Qu’est-ce qui t’as poussé à t’intéresser à l’astrologie ?

Je ne m’y suis pas intéressée directement. En fait, je l’ai retrouvée très régulièrement en faisant des études de sciences humaines, où on étudie beaucoup d’Histoire de l’Art. J’ai aussi fait de la philo, on s’intéressait à la fantaisie, à la mythologie, à la science-fiction. Tu es vite confronté.e aux grands mythes fondateurs qui sont quand même la base de l’astrologie. Parce que moi je parle d’astrologie mais je ne fais pas vraiment d’astrologie. Et puis quand j’étais plus jeune, j’étais passionnée par le rayon ésotérique de la bibliothèque, car oui, petits, nous avons vécu sans internet. C’était un endroit un peu mystérieux, peu fréquenté, mais j’ai eu une fascination enfantine pour la narration de ce qui est caché

 

 

Quelle est ta vision de l’astrologie ? Qu’est-ce que ça veut dire pour toi ? 
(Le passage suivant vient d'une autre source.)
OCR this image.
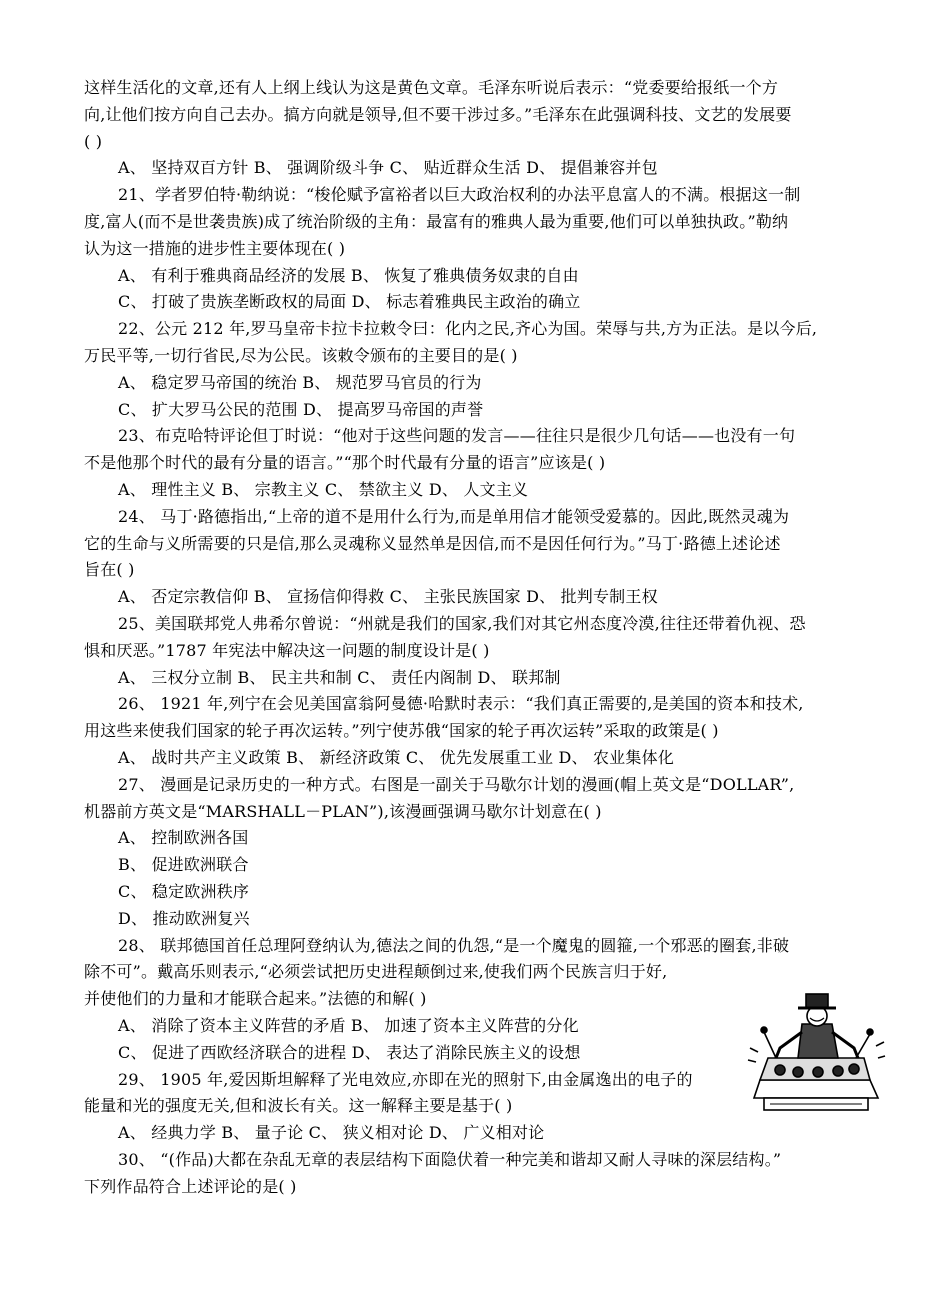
这样生活化的文章,还有人上纲上线认为这是黄色文章。毛泽东听说后表示：“党委要给报纸一个方
向,让他们按方向自己去办。搞方向就是领导,但不要干涉过多。”毛泽东在此强调科技、文艺的发展要
( )
A、 坚持双百方针 B、 强调阶级斗争 C、 贴近群众生活 D、 提倡兼容并包
21、学者罗伯特·勒纳说：“梭伦赋予富裕者以巨大政治权利的办法平息富人的不满。根据这一制
度,富人(而不是世袭贵族)成了统治阶级的主角：最富有的雅典人最为重要,他们可以单独执政。”勒纳
认为这一措施的进步性主要体现在( )
A、 有利于雅典商品经济的发展 B、 恢复了雅典债务奴隶的自由
C、 打破了贵族垄断政权的局面 D、 标志着雅典民主政治的确立
22、公元 212 年,罗马皇帝卡拉卡拉敕令曰：化内之民,齐心为国。荣辱与共,方为正法。是以今后,
万民平等,一切行省民,尽为公民。该敕令颁布的主要目的是( )
A、 稳定罗马帝国的统治 B、 规范罗马官员的行为
C、 扩大罗马公民的范围 D、 提高罗马帝国的声誉
23、布克哈特评论但丁时说：“他对于这些问题的发言——往往只是很少几句话——也没有一句
不是他那个时代的最有分量的语言。”“那个时代最有分量的语言”应该是( )
A、 理性主义 B、 宗教主义 C、 禁欲主义 D、 人文主义
24、 马丁·路德指出,“上帝的道不是用什么行为,而是单用信才能领受爱慕的。因此,既然灵魂为
它的生命与义所需要的只是信,那么灵魂称义显然单是因信,而不是因任何行为。”马丁·路德上述论述
旨在( )
A、 否定宗教信仰 B、 宣扬信仰得救 C、 主张民族国家 D、 批判专制王权
25、美国联邦党人弗希尔曾说：“州就是我们的国家,我们对其它州态度冷漠,往往还带着仇视、恐
惧和厌恶。”1787 年宪法中解决这一问题的制度设计是( )
A、 三权分立制 B、 民主共和制 C、 责任内阁制 D、 联邦制
26、 1921 年,列宁在会见美国富翁阿曼德·哈默时表示：“我们真正需要的,是美国的资本和技术,
用这些来使我们国家的轮子再次运转。”列宁使苏俄“国家的轮子再次运转”采取的政策是( )
A、 战时共产主义政策 B、 新经济政策 C、 优先发展重工业 D、 农业集体化
27、 漫画是记录历史的一种方式。右图是一副关于马歇尔计划的漫画(帽上英文是“DOLLAR”,
机器前方英文是“MARSHALL－PLAN”),该漫画强调马歇尔计划意在( )
A、 控制欧洲各国
B、 促进欧洲联合
C、 稳定欧洲秩序
D、 推动欧洲复兴
28、 联邦德国首任总理阿登纳认为,德法之间的仇怨,“是一个魔鬼的圆箍,一个邪恶的圈套,非破
除不可”。戴高乐则表示,“必须尝试把历史进程颠倒过来,使我们两个民族言归于好,
并使他们的力量和才能联合起来。”法德的和解( )
A、 消除了资本主义阵营的矛盾 B、 加速了资本主义阵营的分化
C、 促进了西欧经济联合的进程 D、 表达了消除民族主义的设想
29、 1905 年,爱因斯坦解释了光电效应,亦即在光的照射下,由金属逸出的电子的
能量和光的强度无关,但和波长有关。这一解释主要是基于( )
A、 经典力学 B、 量子论 C、 狭义相对论 D、 广义相对论
30、 “(作品)大都在杂乱无章的表层结构下面隐伏着一种完美和谐却又耐人寻味的深层结构。”
下列作品符合上述评论的是( )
Pour moi, c’est avant tout un média qui va me permettre de raconter des histoires. Donc je n’ai pas de vision globale sur le sujet, j’ai appelé mon compte “Astrotruc” parce que ce que je fais est très hybride. Moi, je suis pas astrologue. On me le demande souvent en interview mais moi je ne lis pas d’horoscopes, je n’ai pas Co-star. En fait, je ne crois pas à l’astrologie. C’est un langage que j’utilise à des fins narratives, comme je pourrais utiliser le langage sociologique, philosophique… On essaie tous de raconter quelque chose, mais qu’est-ce qu’on utilise comme langage pour raconter son histoire ? Je ne suis pas consommatrice d’astrologie, je sais que c’est paradoxal. Je ne vais pas cracher dans la soupe, mais je ne suis pas quelqu’un qui vit l’astrologie au quotidien. Je ne crois pas que les planètes influencent notre destin, si tant est qu’il y ait un destin. (Rires)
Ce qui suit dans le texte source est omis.